Interview: Kalamata Festival Opener Dances Up a Mountain

Italian choreographer Piergiorgio Milano speaks to Greece Is about combining dance, circus and alpinism with the themes of ambition and lost souls.


As the 28th Kalamata Dance Festival opens tomorrow, July 15, the Greek audience will get to see one of the festival’s biggest performances in this year’s program, “WHITEOUT: The Conquest of the Useless,” choreographed by Piergiorgio Milano. The performance is a tribute to all the mountain climbers who have disappeared, and is dedicated to Greek mountaineer Antonis Sykaris, who died in April this year soon after having reached the peak of Nepal’s Mt. Dhaulagiri, the world’s seventh highest mountain.

In an interview with Greece Is, Milano spoke about the metaphor of the mountain and what message he hopes this production – which he prefers to describe as a “movie” instead of a “dance performance” – will convey to its audience.

 

How do you feel about participating in the Kalamata dance Festival?

I’m very happy to be part of this festival and especially that I was able to bring this work to it, which is the most mature work of my career so far. It’s an honor.

Why did you choose the theme of mountaineering and those who’ve lost their lives doing it? Is this more for metaphorical reasons or are you genuinely fascinated with mountaineering?

I’ve always been fascinated by the protagonists of those stories because they share a lot of qualities as all human beings do, but in a mountain story they’re stronger and more pronounced. Ambition, obsession, courage, desire, trust, friendship are things every person experiences in their life; but through mountaineering these elements become more visible and spectacular.

Alpinism in itself is a metaphor of the human condition – as the title says, it’s “The conquest of the useless” because there is absolutely no reason to conquer a mountain, there’s nothing at the top of a mountain that we can’t find at ground level, but people will even risk their own life in order to reach it. And thus, it’s completely useless as an action but at the same time it’s also essential. What is essential is the quest itself, and this correlates to everyone’s daily life. Everyone has his own “mountain” to climb, and everyone is disposed to risking their life to achieve reaching certain peaks.

How did you turn the act of mountaineering into dance?

There was a very long study process on the physicality that’s pushed to the extreme in mountaineering. All the tension, the stress, the forces, the specific movements and rhythmic actions, and the combination of these during the climb up a mountain. It involved a very long process of research – from attending talks and conferences and reading books to watching documentaries – and then transcribing all that into a physical language over a long period of time in the studio, until we could extract the patterns we used in the choreography.

 

This is not just a dance show – the biggest aim of this is to be like a mountain movie. Each scene that we see in the show comes from a book. Every single movement or action is fully related to something that has really existed. We are actually storytelling.
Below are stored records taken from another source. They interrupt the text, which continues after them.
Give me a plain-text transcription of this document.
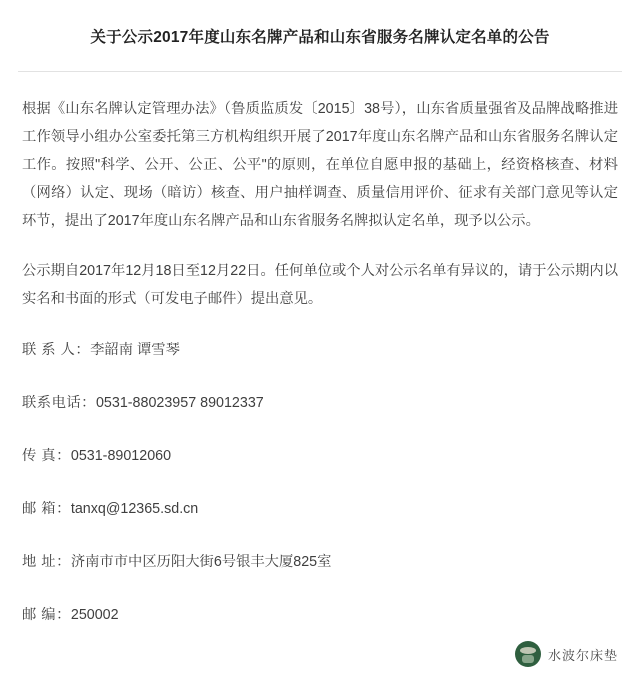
关于公示2017年度山东名牌产品和山东省服务名牌认定名单的公告

根据《山东名牌认定管理办法》（鲁质监质发〔2015〕38号），山东省质量强省及品牌战略推进工作领导小组办公室委托第三方机构组织开展了2017年度山东名牌产品和山东省服务名牌认定工作。按照"科学、公开、公正、公平"的原则，在单位自愿申报的基础上，经资格核查、材料（网络）认定、现场（暗访）核查、用户抽样调查、质量信用评价、征求有关部门意见等认定环节，提出了2017年度山东名牌产品和山东省服务名牌拟认定名单，现予以公示。

公示期自2017年12月18日至12月22日。任何单位或个人对公示名单有异议的，请于公示期内以实名和书面的形式（可发电子邮件）提出意见。

联 系 人：李韶南 谭雪琴
联系电话：0531-88023957 89012337
传 真：0531-89012060
邮 箱：tanxq@12365.sd.cn
地 址：济南市市中区历阳大街6号银丰大厦825室
邮 编：250002
水波尔床垫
What were the greatest joys and challenges of choreographing this performance?

Both the joy and challenge was to give rhythm to something that has no rhythm. Everything is based on rhythm – words, action. And mountaineering is something that has no rhythm because everything is ultra-stretched and ultra-slow, it’s like watching a time lapse. The real challenge was how to do that on stage – and managing to find a way to do that was the greatest joy.

How do you bring the experience of the mountain to the audience?
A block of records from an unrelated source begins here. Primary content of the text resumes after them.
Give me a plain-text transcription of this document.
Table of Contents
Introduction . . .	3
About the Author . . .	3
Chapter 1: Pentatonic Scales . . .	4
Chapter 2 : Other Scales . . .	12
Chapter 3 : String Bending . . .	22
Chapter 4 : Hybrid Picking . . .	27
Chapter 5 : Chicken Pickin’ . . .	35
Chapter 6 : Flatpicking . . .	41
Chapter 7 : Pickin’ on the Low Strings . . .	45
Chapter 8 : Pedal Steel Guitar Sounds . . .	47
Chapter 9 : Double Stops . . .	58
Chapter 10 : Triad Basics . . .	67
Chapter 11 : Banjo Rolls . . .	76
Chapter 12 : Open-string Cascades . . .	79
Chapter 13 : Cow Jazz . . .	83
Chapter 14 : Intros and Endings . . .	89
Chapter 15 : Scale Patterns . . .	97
For a long time I thought I’d have to construct a mountain on stage and I spent a lot of time talking to constructors and designers about how to do it. But whenever we got close to finding a solution I felt it was wrong – it was fake. So I reached the conclusion that we needed to work with echoes, memories, traces, textures, colours, and sounds, all the elements that evoke the mountain in us without the mountain needing to be there. Thus, each spectator imagines his own mountain and is completely present on the mountain.

How important has it been for you as a choreographer to prepare this performance?

This performance has been very, very tough and took a long time to research and prepare because it was a so ambitious. I’ve never done something like this before. I always work with the borders between circus and dance, which can be a great challenge, but this time there was something more added to the challenge, which was to add another language – so dance, circus and alpinism. It has been a big step in my career to face a challenge I wasn’t sure at all would be possible, and see that in the end the result works with all kinds of different audiences in many different countries.

 

What are you working on next?

I’m also working on another site-specific project that will premiere later this year, on September 24-25. The creation, called Vague (waves in French), will take place on a beach, and features three performers who have a dancing session with the sand. There is also a floating structure, swim choreography, and underwater parts.